Le 9 janvier 2018, A.________ a été extradé vers l'Allemagne où il a purgé une peine privative de liberté de trois ans et demi. Libéré le 3 mai 2021, il est revenu en Suisse sans être au bénéfice d'un visa l'autorisant à y entrer. Contrôlé à la frontière par la police saint-galloise, il s'est vu notifier une décision d'interdiction d'entrée en Suisse prononcée à son encontre par le SEM le 1er février 2018, valable pour une durée de cinq ans, soit jusqu'au 31 janvier 2023.
Par décision du 24 juin 2021, le Service de la population du Canton de Vaud (ci-après: le SPOP) a prononcé le renvoi de Suisse de A.________ et lui a fixé un délai au 5 juillet 2021 pour quitter la Suisse.

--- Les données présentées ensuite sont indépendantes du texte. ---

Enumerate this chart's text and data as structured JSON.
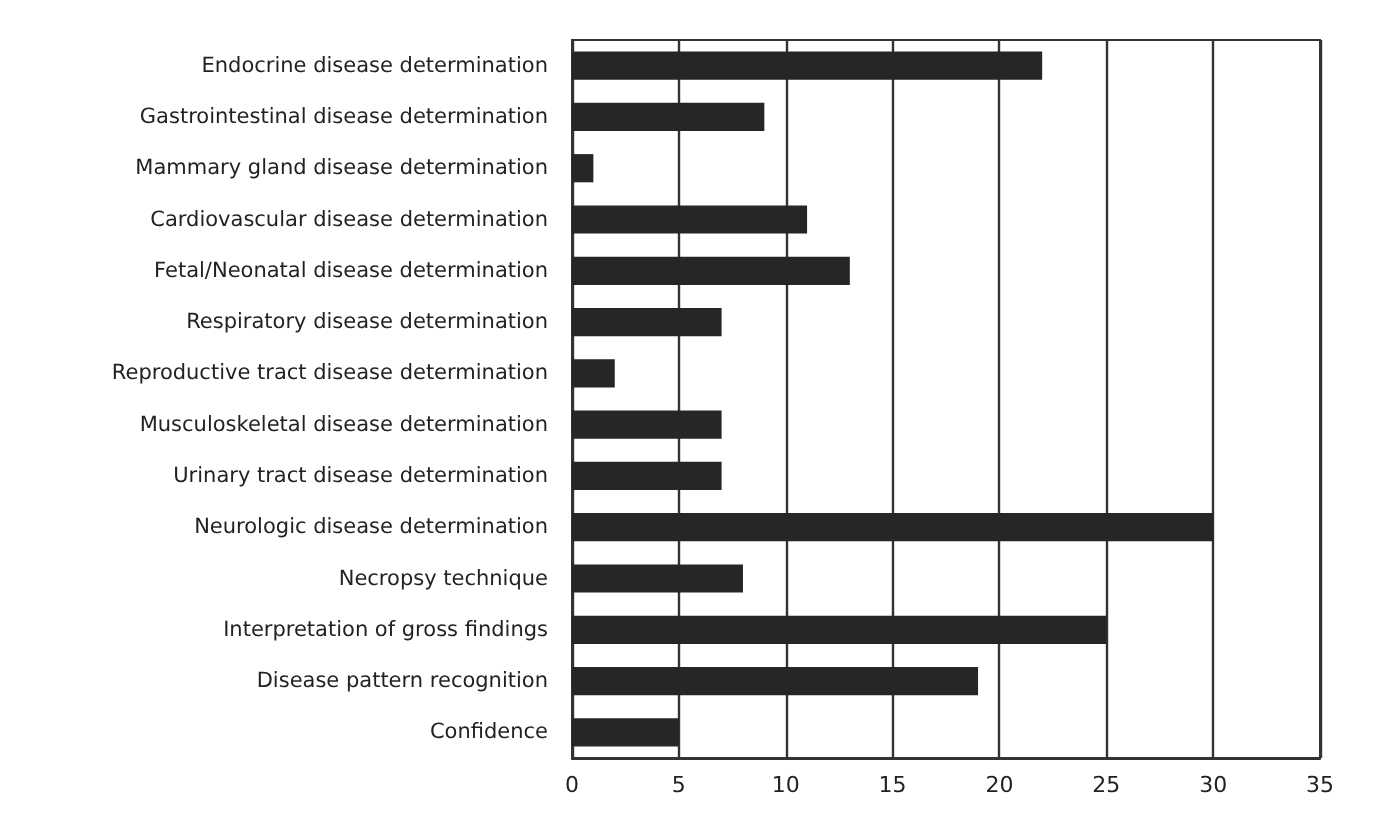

L'intéressé a recouru contre cette décision, laquelle a été confirmée par arrêt de la Cour de droit administratif et public du Tribunal cantonal (ci-après: la CDAP) du 7 juillet 2021, définitif et exécutoire dès le 16 septembre 2021 (PE.2021.0089).
Le 6 juillet 2021, l'Untersuchungsamt d'Altstätten (SG) a rendu une ordonnance pénale sanctionnant A.________ d'une peine privative de liberté de 30 jours, avec sursis pendant deux ans, et d'une amende de 200 fr. pour entrée illégale.
Par lettre du 28 septembre 2021, le SPOP a imparti un nouveau délai de départ à A.________ au 29 octobre 2021. En outre, un plan de vol à destination de Lagos (Nigeria) via Addis Abeba (Ethiopie), pour le 3 décembre 2021, lui a été communiqué le 26 novembre 2021.
A.________ ne s'étant pas présenté à l'aéroport de Genève pour le vol réservé pour lui à destination de Lagos le 3 décembre 2021, le SPOP a, par décision du 10 décembre 2021, ordonné son assignation à résidence au domicile d' B.________, ******** à ********, tous les jours de 22 heures à 7 heures, à compter du 10 décembre 2021 et pour une durée de trois mois, aux motifs que l'intéressé, bien que frappé d'une décision de renvoi entrée en force, n'avait pas quitté le territoire suisse dans le délai imparti et présentait des indices concrets qu'il entendait se soustraire à son renvoi.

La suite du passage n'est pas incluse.